DIGITAL LIBRARY
OPERATIONALIZING THE ZONE OF PROXIMAL DEVELOPMENT IN FOREIGN LANGUAGE WRITING INSTRUCTION
Prefectural University of Kumamoto (JAPAN)
About this paper:
Appears in: INTED2020 Proceedings
Publication year: 2020
Pages: 5389-5392
ISBN: 978-84-09-17939-8
ISSN: 2340-1079
doi: 10.21125/inted.2020.1454
Conference name: 14th International Technology, Education and Development Conference
Dates: 2-4 March, 2020
Location: Valencia, Spain
Abstract:
“If we don’t look, we won’t see.” That is the title of an Adlof & Hogan (2019) paper, in which they point out that oral language skills set the stage for the development of reading and writing skills in children, and therefore that evaluating oral skills regularly is an effective way of predicting later literacy development. Although Adlof & Hogan’s research is conducted within a different theoretical framework, their words are reminiscent of the Vygotskian concept of the “buds” of development (e.g., Bozhovich, 2009), according to which instructors should look at indicators of future development rather than just focusing on currently possessed knowledge or individual, unaided performance. This paper suggests that foreign/second/additional language (henceforth, FL) instruction should pay greater attention to this idea, focusing especially on writing instruction.

To elaborate on this notion, the paper reviews previous research in FL writing instruction. We begin with the seminal work in the sociocultural tradition of Aljaafreh and Lantolf (1994), which suggests employing Vygotsky’s notion of the zone of proximal development (ZPD; e.g., Vygotsky, 1978) to conceptualize assistance to learners and their responses to that assistance. In an effort to help individual writers correct errors made in their compositions, they suggest a framework of five stages of regulation (from other-regulation to self-regulation), to which 12 levels of assistance are mapped. The general idea is that learners requiring lower levels of assistance with a particular error display higher levels of self-regulation and are therefore more advanced in their understanding of the linguistic feature in question. Aljaafreh and Lantolf’s paper established a trend that is still visible today: an emphasis on microgenetic research where the focus is on changes that occur over the space of a few days or weeks (or sometimes even shorter periods of time). Such an emphasis allows us to observe language learning as it happens, rather than taking snapshots at intervals of multiple months or years and seeing only the results of learning. The key insight of such an approach is that students’ unaided output is not the only indicator of development; instead, we can observe learners making the same errors in “worse” or “better” ways, i.e. requiring more or less assistance to put them right. Errors made in “better” ways are likely to be eliminated from the learner’s output at a later time.

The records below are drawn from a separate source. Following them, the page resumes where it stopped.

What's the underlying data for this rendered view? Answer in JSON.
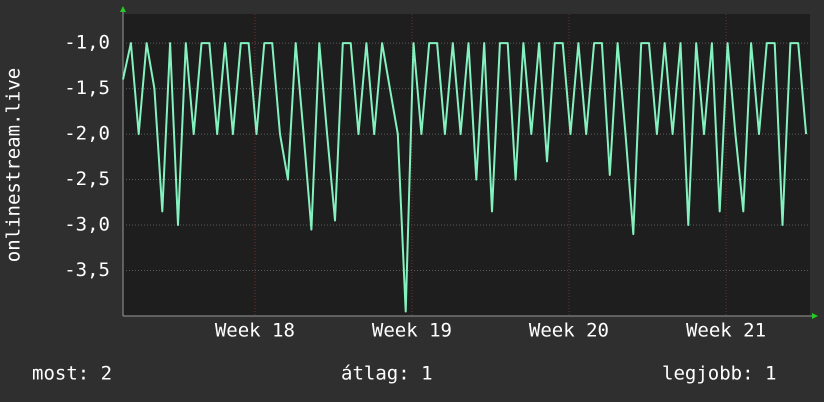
{
  "chart_data": {
    "type": "line",
    "ylabel": "onlinestream.live",
    "x": [
      17.16,
      17.21,
      17.26,
      17.31,
      17.36,
      17.41,
      17.46,
      17.51,
      17.56,
      17.61,
      17.66,
      17.71,
      17.76,
      17.81,
      17.86,
      17.91,
      17.96,
      18.01,
      18.06,
      18.11,
      18.16,
      18.21,
      18.26,
      18.31,
      18.36,
      18.41,
      18.46,
      18.51,
      18.56,
      18.61,
      18.66,
      18.71,
      18.76,
      18.81,
      18.86,
      18.91,
      18.96,
      19.01,
      19.06,
      19.11,
      19.16,
      19.21,
      19.26,
      19.31,
      19.36,
      19.41,
      19.46,
      19.51,
      19.56,
      19.61,
      19.66,
      19.71,
      19.76,
      19.81,
      19.86,
      19.91,
      19.96,
      20.01,
      20.06,
      20.11,
      20.16,
      20.21,
      20.26,
      20.31,
      20.36,
      20.41,
      20.46,
      20.51,
      20.56,
      20.61,
      20.66,
      20.71,
      20.76,
      20.81,
      20.86,
      20.91,
      20.96,
      21.01,
      21.06,
      21.11,
      21.16,
      21.21,
      21.26,
      21.31,
      21.36,
      21.41,
      21.46,
      21.51
    ],
    "series": [
      {
        "color": "#84f2be",
        "values": [
          -1.4,
          -1.0,
          -2.0,
          -1.0,
          -1.5,
          -2.85,
          -1.0,
          -3.0,
          -1.0,
          -2.0,
          -1.0,
          -1.0,
          -2.0,
          -1.0,
          -2.0,
          -1.0,
          -1.0,
          -2.0,
          -1.0,
          -1.0,
          -2.0,
          -2.5,
          -1.0,
          -2.0,
          -3.05,
          -1.0,
          -2.0,
          -2.95,
          -1.0,
          -1.0,
          -2.0,
          -1.0,
          -2.0,
          -1.0,
          -1.5,
          -2.0,
          -3.95,
          -1.0,
          -2.0,
          -1.0,
          -1.0,
          -2.0,
          -1.0,
          -2.0,
          -1.0,
          -2.5,
          -1.0,
          -2.85,
          -1.0,
          -1.0,
          -2.5,
          -1.0,
          -2.0,
          -1.0,
          -2.3,
          -1.0,
          -1.0,
          -2.0,
          -1.0,
          -2.0,
          -1.0,
          -1.0,
          -2.45,
          -1.0,
          -2.0,
          -3.1,
          -1.0,
          -1.0,
          -2.0,
          -1.0,
          -2.0,
          -1.0,
          -3.0,
          -1.0,
          -2.0,
          -1.0,
          -2.85,
          -1.0,
          -2.0,
          -2.85,
          -1.0,
          -2.0,
          -1.0,
          -1.0,
          -3.0,
          -1.0,
          -1.0,
          -2.0
        ]
      }
    ],
    "xlim": [
      17.16,
      21.535
    ],
    "xticks": [
      {
        "value": 18,
        "label": "Week 18"
      },
      {
        "value": 19,
        "label": "Week 19"
      },
      {
        "value": 20,
        "label": "Week 20"
      },
      {
        "value": 21,
        "label": "Week 21"
      }
    ],
    "ylim": [
      -4.0,
      -0.68
    ],
    "yticks": [
      {
        "value": -1.0,
        "label": "-1,0"
      },
      {
        "value": -1.5,
        "label": "-1,5"
      },
      {
        "value": -2.0,
        "label": "-2,0"
      },
      {
        "value": -2.5,
        "label": "-2,5"
      },
      {
        "value": -3.0,
        "label": "-3,0"
      },
      {
        "value": -3.5,
        "label": "-3,5"
      }
    ],
    "grid": true,
    "footer": [
      "most: 2",
      "átlag: 1",
      "legjobb: 1"
    ]
  }
}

The remainder of the paper fleshes out a proposal for how to clarify the notions of the ZPD and movement through it (i.e. learning) metaphorically, and then how to quantify that change in cases where clear signs of learning are required. This includes an examination of the notions of imitation and internalization and a suggestion that consciously employing these notions may allow us to answer Bruton’s (2009) call for a greater focus on language expansion, something that is sometimes not addressed in a sufficiently systematic way in process approaches to writing (Emig, 1967, 1971). The suggestion is that, just as oral language skills “lead” the development of literacy, skills such as transcription and dictogloss (Wajnryb, 1990) may lead the development of independent writing skills and that this development can be best captured in the proposed framework.
Keywords:
Zone of proximal development, English as a foreign language, writing instruction.